L’hypoxie et le cerveau : neurodégénérescence ou neuroprotection ?
D’abord, le cerveau des mammifères dépend absolument de l’oxygène disponible. Cet organe vital génère ainsi toute son énergie quotidienne. Cependant, un manque d’oxygène perturbe brutalement ce système biologique complexe. Les scientifiques appellent ce phénomène clinique l’hypoxie. Cette diminution d’oxygène rend le tissu cérébral extrêmement vulnérable. Par conséquent, les chercheurs étudient l’impact de l’hypoxie sur le cerveau.
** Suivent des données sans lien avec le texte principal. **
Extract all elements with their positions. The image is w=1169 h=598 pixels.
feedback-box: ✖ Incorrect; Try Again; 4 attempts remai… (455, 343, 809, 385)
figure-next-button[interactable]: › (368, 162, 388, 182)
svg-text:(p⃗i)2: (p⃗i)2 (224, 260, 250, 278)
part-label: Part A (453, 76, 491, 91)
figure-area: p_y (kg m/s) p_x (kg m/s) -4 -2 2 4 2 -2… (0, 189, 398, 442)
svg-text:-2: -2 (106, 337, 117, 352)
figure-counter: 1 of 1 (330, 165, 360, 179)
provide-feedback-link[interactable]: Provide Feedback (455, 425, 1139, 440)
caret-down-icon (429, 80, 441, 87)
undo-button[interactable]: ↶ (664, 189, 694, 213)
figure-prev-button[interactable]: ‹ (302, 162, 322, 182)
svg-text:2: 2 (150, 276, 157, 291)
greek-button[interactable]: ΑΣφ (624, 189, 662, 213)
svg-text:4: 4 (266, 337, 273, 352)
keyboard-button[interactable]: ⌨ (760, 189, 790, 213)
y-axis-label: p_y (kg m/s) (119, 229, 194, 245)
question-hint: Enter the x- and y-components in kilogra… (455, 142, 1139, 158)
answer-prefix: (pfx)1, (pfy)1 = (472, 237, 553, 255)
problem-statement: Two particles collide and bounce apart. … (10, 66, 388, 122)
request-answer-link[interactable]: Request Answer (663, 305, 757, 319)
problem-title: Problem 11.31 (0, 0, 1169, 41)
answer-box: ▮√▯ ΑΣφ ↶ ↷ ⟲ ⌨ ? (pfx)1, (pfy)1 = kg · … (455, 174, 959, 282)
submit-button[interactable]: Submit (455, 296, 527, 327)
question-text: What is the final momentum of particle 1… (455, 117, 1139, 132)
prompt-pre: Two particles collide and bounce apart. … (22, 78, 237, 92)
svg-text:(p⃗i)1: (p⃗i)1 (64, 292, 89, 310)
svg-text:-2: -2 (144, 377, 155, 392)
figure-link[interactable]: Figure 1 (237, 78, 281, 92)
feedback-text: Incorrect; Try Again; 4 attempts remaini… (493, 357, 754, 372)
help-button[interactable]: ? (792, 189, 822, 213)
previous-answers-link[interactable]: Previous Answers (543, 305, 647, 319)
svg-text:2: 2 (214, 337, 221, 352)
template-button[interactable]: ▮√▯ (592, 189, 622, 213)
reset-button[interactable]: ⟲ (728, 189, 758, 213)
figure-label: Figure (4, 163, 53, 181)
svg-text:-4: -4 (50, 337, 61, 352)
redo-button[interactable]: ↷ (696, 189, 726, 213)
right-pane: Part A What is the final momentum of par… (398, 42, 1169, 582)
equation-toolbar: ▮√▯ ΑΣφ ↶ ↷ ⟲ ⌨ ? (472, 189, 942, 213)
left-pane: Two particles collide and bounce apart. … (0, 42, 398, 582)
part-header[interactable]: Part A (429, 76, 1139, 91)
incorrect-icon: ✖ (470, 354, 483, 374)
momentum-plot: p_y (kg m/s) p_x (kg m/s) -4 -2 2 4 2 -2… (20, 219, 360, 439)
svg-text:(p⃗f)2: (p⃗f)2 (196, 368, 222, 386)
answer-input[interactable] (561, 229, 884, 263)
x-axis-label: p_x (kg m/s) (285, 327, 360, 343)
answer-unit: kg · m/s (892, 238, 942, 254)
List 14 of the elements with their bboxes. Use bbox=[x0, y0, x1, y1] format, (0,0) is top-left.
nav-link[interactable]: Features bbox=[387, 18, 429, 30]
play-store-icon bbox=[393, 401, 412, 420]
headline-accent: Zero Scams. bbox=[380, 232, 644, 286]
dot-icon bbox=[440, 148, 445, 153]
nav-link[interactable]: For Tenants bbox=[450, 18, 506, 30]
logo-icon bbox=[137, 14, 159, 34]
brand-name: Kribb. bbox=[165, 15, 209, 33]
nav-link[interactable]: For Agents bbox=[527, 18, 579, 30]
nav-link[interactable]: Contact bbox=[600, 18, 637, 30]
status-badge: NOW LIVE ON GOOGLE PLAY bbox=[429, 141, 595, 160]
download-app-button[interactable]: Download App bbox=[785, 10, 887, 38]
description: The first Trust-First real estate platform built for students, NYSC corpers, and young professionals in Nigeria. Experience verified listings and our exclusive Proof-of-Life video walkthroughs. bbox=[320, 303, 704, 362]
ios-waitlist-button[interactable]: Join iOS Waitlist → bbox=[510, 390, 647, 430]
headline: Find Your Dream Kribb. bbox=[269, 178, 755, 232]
Ils analysent précisément ses effets sur la neurodégénérescence et la neuroprotection.
L’hypoxie sévère tue les neurones
Ensuite, une hypoxie sévère cause des dégâts neurologiques très majeurs. Elle favorise le développement de nombreuses maladies cérébrales graves. Par exemple, la maladie d’Alzheimer découle souvent d’une mauvaise oxygénation. De plus, la maladie de Parkinson présente des vulnérabilités cellulaires similaires. En effet, un manque d’oxygène déclenche une forte neuroinflammation locale.
Les cellules immunitaires du cerveau s’activent alors de manière nocive. Ainsi, le stress oxydatif détruit progressivement les neurones les plus fragiles. La barrière hémato-encéphalique subit également des dommages souvent irréversibles. Par conséquent, une hypoxie incontrôlée accélère fortement le vieillissement du cerveau.
Les effets bénéfiques de l’hypoxie
Toutefois, une hypoxie très légère offre des bénéfices réellement surprenants. Une diminution modérée de l’oxygène protège parfois le cerveau humain. Par exemple, certaines populations montagnardes vivent beaucoup plus longtemps. En effet, un environnement pauvre en oxygène stimule des défenses naturelles. Le corps s’adapte activement à ce stress physiologique hautement bénéfique.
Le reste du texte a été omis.